Replacing manual operation with bio-automation: A high-throughput evolution strategy to construct an integrated whole-cell biosensor for the simultaneous detection of methylmercury and mercury ions without manual sample digestion.

Methylmercury is primarily responsible for most food mercury pollution cases. However, most biosensors developed for mercury pollution analysis can only detect mercury ions.
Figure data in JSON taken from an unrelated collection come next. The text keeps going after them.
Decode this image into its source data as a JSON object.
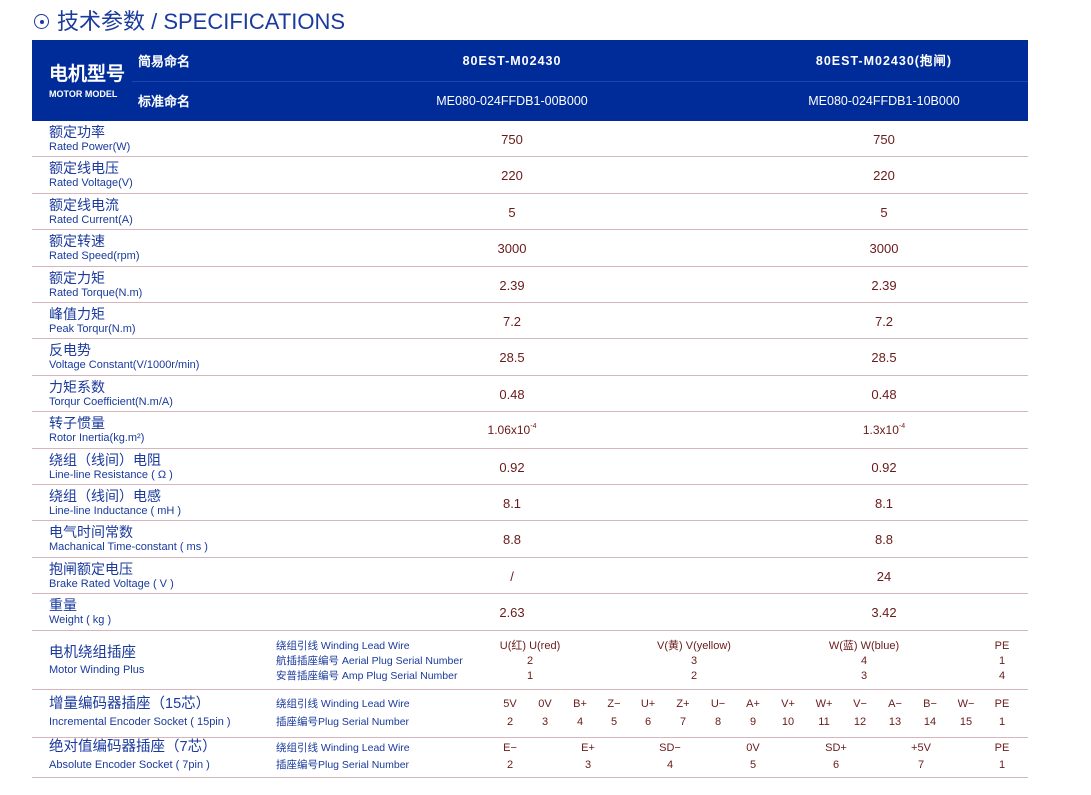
{
  "title": "技术参数 / SPECIFICATIONS",
  "header": {
    "model_zh": "电机型号",
    "model_en": "MOTOR MODEL",
    "short_label": "简易命名",
    "standard_label": "标准命名",
    "short_names": [
      "80EST-M02430",
      "80EST-M02430(抱闸)"
    ],
    "standard_names": [
      "ME080-024FFDB1-00B000",
      "ME080-024FFDB1-10B000"
    ]
  },
  "specs": [
    {
      "zh": "额定功率",
      "en": "Rated Power(W)",
      "values": [
        "750",
        "750"
      ]
    },
    {
      "zh": "额定线电压",
      "en": "Rated Voltage(V)",
      "values": [
        "220",
        "220"
      ]
    },
    {
      "zh": "额定线电流",
      "en": "Rated Current(A)",
      "values": [
        "5",
        "5"
      ]
    },
    {
      "zh": "额定转速",
      "en": "Rated Speed(rpm)",
      "values": [
        "3000",
        "3000"
      ]
    },
    {
      "zh": "额定力矩",
      "en": "Rated Torque(N.m)",
      "values": [
        "2.39",
        "2.39"
      ]
    },
    {
      "zh": "峰值力矩",
      "en": "Peak Torqur(N.m)",
      "values": [
        "7.2",
        "7.2"
      ]
    },
    {
      "zh": "反电势",
      "en": "Voltage Constant(V/1000r/min)",
      "values": [
        "28.5",
        "28.5"
      ]
    },
    {
      "zh": "力矩系数",
      "en": "Torqur Coefficient(N.m/A)",
      "values": [
        "0.48",
        "0.48"
      ]
    },
    {
      "zh": "转子惯量",
      "en": "Rotor Inertia(kg.m²)",
      "values": [
        "1.06x10",
        "1.3x10"
      ],
      "exp": "-4"
    },
    {
      "zh": "绕组（线间）电阻",
      "en": "Line-line Resistance ( Ω )",
      "values": [
        "0.92",
        "0.92"
      ]
    },
    {
      "zh": "绕组（线间）电感",
      "en": "Line-line Inductance ( mH )",
      "values": [
        "8.1",
        "8.1"
      ]
    },
    {
      "zh": "电气时间常数",
      "en": "Machanical Time-constant ( ms )",
      "values": [
        "8.8",
        "8.8"
      ]
    },
    {
      "zh": "抱闸额定电压",
      "en": "Brake Rated Voltage ( V )",
      "values": [
        "/",
        "24"
      ]
    },
    {
      "zh": "重量",
      "en": "Weight ( kg )",
      "values": [
        "2.63",
        "3.42"
      ]
    }
  ],
  "plugs": [
    {
      "zh": "电机绕组插座",
      "en": "Motor Winding Plus",
      "rows": [
        {
          "label": "绕组引线 Winding Lead Wire",
          "values": [
            "U(红) U(red)",
            "V(黄) V(yellow)",
            "W(蓝) W(blue)",
            "PE"
          ]
        },
        {
          "label": "航插插座编号 Aerial Plug Serial Number",
          "values": [
            "2",
            "3",
            "4",
            "1"
          ]
        },
        {
          "label": "安普插座编号 Amp Plug Serial Number",
          "values": [
            "1",
            "2",
            "3",
            "4"
          ]
        }
      ]
    },
    {
      "zh": "增量编码器插座（15芯）",
      "en": "Incremental Encoder Socket ( 15pin )",
      "rows": [
        {
          "label": "绕组引线 Winding Lead Wire",
          "values": [
            "5V",
            "0V",
            "B+",
            "Z−",
            "U+",
            "Z+",
            "U−",
            "A+",
            "V+",
            "W+",
            "V−",
            "A−",
            "B−",
            "W−",
            "PE"
          ]
        },
        {
          "label": "插座编号Plug Serial Number",
          "values": [
            "2",
            "3",
            "4",
            "5",
            "6",
            "7",
            "8",
            "9",
            "10",
            "11",
            "12",
            "13",
            "14",
            "15",
            "1"
          ]
        }
      ]
    },
    {
      "zh": "绝对值编码器插座（7芯）",
      "en": "Absolute Encoder Socket ( 7pin )",
      "rows": [
        {
          "label": "绕组引线 Winding Lead Wire",
          "values": [
            "E−",
            "E+",
            "SD−",
            "0V",
            "SD+",
            "+5V",
            "PE"
          ]
        },
        {
          "label": "插座编号Plug Serial Number",
          "values": [
            "2",
            "3",
            "4",
            "5",
            "6",
            "7",
            "1"
          ]
        }
      ]
    }
  ],
  "colors": {
    "header_bg": "#002c9a",
    "label_text": "#1a3a9c",
    "value_text": "#6a1a1a",
    "divider": "#d7b5bd"
  }
}
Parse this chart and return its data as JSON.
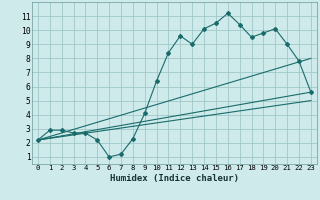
{
  "xlabel": "Humidex (Indice chaleur)",
  "background_color": "#ceeaea",
  "grid_color": "#a0c8c8",
  "line_color": "#1a6b6b",
  "spine_color": "#6a9a9a",
  "xlim": [
    -0.5,
    23.5
  ],
  "ylim": [
    0.5,
    12.0
  ],
  "yticks": [
    1,
    2,
    3,
    4,
    5,
    6,
    7,
    8,
    9,
    10,
    11
  ],
  "xticks": [
    0,
    1,
    2,
    3,
    4,
    5,
    6,
    7,
    8,
    9,
    10,
    11,
    12,
    13,
    14,
    15,
    16,
    17,
    18,
    19,
    20,
    21,
    22,
    23
  ],
  "line1_x": [
    0,
    1,
    2,
    3,
    4,
    5,
    6,
    7,
    8,
    9,
    10,
    11,
    12,
    13,
    14,
    15,
    16,
    17,
    18,
    19,
    20,
    21,
    22,
    23
  ],
  "line1_y": [
    2.2,
    2.9,
    2.9,
    2.7,
    2.7,
    2.2,
    1.0,
    1.2,
    2.3,
    4.1,
    6.4,
    8.4,
    9.6,
    9.0,
    10.1,
    10.5,
    11.2,
    10.4,
    9.5,
    9.8,
    10.1,
    9.0,
    7.8,
    5.6
  ],
  "line2_x": [
    0,
    23
  ],
  "line2_y": [
    2.2,
    5.6
  ],
  "line3_x": [
    0,
    23
  ],
  "line3_y": [
    2.2,
    8.0
  ],
  "line4_x": [
    0,
    23
  ],
  "line4_y": [
    2.2,
    5.0
  ]
}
Although oxidative strong-acid digestion or microwave-assisted digestion can convert methylmercury into mercury ions, it is unsuitable for on-site detection. This study designed a bio-digestion gene circuit and integrated it into a mercury ion whole-cell biosensor，creating a novel on-site methylmercury detection method. Five alkyl mercury lyases from different bacterial genomes were screened via bioinformatics analysis, of which goMerB from Gordonia otitis showed the highest catalytic biological digestion efficiency. The goMerB site-specific saturation and random mutation libraries were constructed. After two rounds of high-throughput visualization screening, the catalytic activity of the mutant increased 2.5-fold. The distance between the three crucial amino acid sites and methylmercury changed in the mutant, which likely contributed to the enhanced catalytic efficiency. The optimized whole-cell biosensor showed a linear dynamic concentration range of 100 nM to 100 μM (R =0.991), satisfactory specificity, and interference resistance. The detection limit of the goMerBt6-MerR-RFP biosensor was 0.015 μM, while the limit of quantitation was 0.049 μM. This study demonstrated the application of synthetic biology for food safety detection and highlighted the future potential of "Lab in a Cell" for hazard analysis.